I stay enveloped in this blanket of numbness and denial for the next three years.The bottom line is, he never came back. There was something out there that was bigger and better for him, in his eyes, then the close-knit family unit he had been part of for almost 25 years. I told myself I had to be brave, not even shedding a tear when he left, despite my mother being in the throws of hysterics. He cut all contact with me. I was no longer important to him. Of course, he initially tried to tell me that I was, that he still loved me and was proud of me. I soon realised that the phrase ‘Actions speak louder the words’ has never been truer.
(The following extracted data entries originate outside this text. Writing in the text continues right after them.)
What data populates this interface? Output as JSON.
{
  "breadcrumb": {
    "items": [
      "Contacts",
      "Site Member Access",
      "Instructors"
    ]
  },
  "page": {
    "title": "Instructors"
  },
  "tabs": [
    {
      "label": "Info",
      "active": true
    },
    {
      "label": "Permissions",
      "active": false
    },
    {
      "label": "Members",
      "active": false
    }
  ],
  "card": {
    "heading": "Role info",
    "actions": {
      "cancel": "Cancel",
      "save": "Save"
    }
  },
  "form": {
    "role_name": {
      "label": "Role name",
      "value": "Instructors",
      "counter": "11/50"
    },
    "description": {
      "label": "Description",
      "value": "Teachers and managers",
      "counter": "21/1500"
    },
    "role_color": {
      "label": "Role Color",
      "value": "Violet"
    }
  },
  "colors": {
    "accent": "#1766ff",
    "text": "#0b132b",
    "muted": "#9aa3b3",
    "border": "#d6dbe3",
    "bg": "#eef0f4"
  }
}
This is where the greyness of grief seeps in.
From my experience, I truly believe a father’s (or indeed mother’s) abandonment of his children resembles death. There is no contact. A complete disconnection. No longer an existence. What is the difference between that and death? My father was, in my eyes, a great father, up until the day he left us all. I remember the days he would carry me on his shoulders, bring home treats from work, bring us out for Sunday dinner. I remembered the journeys he would take me on in his jeep. To him, he was just running errands. To me, it was a magical time I got to spend on my own with my Daddy, rocking out to Bruce Springsteen.
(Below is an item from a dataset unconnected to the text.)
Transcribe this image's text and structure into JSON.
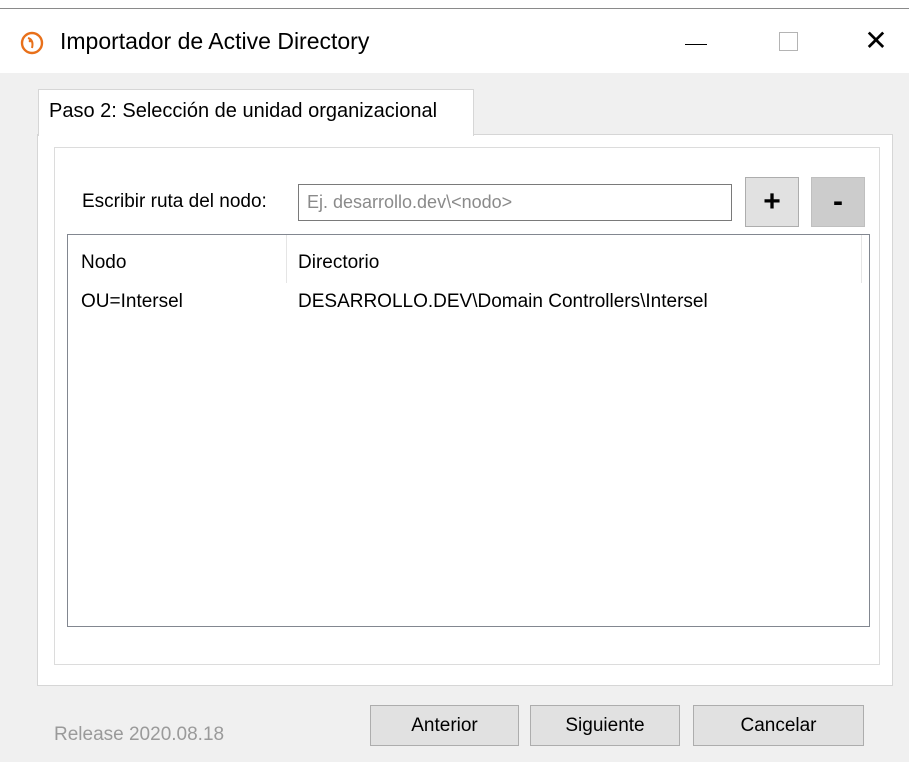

This bubble was burst, the rug pulled from underneath me. I had to tackle my early adult life without my daddy. I told myself I couldn’t make a big fuss, nobody cared. It happens to so many people. I didn’t reach out for help. Would this have been the case if he had died? This belief was backed up by society. Nobody dared mentioned him in my presence. Nobody, in my family or friend circle even asked me how I was. Don’t get me wrong, my family and friends are great. However, society had set the tone for how the whole situation was approached. I was almost an adult, expected to cope with this void in my life.
Would this have been the case if he physically died? Nobody recognised it as grief. Not even myself. My father is no longer part of my life. He’s still alive, but not my daddy anymore. I had to journey through grief to come to terms with this. I struggled with my own thoughts, lashed out at friends and family, partied hard, spent days curled up in my duvet – all in the name of grief.
Looking back, it was not easy. However, if myself and society recognised that I was on this journey of grief, perhaps it could have been made easier. Everybody has something. And this is my ‘something’. I am not comparing or contrasting my experience with anybody else’s. What have I learned from this hand that I have been dealt? Firstly, a loss is a loss. You must deal with it. Even as I wrote this, I wondered many times if ‘grief’ was the correct word to use. It is. I lost my father. He was once my hero. His refusal to recognise the fact that he has three children and carry on with his own life shattered my heart into a million pieces.
Secondly, grief does not discriminate, and age doesn’t matter. It has the power to encapsulate a body, no matter what age you are. Parental separation is not necessarily easier to deal with when you are older. I’m 22 now. I’m finished college and working my dream job. I have an amazing family, friends and boyfriend. I still have bad days. Why? Because I miss my daddy. The person who I thought he was has vanished. He chose to lead a new life and is happy to not have us be a part of it. I realise now that I have completed most of the grieving process. I say most because I think many people would agree that grief never truly goes away, when you lose somebody so significant in your life. Grief is not black nor is it white. It is a swirl of greyness that lingers, and we must not ignore it. Check in with your friends, ask them how they are doing. Recognise your own grief in life and seek help in dealing with it.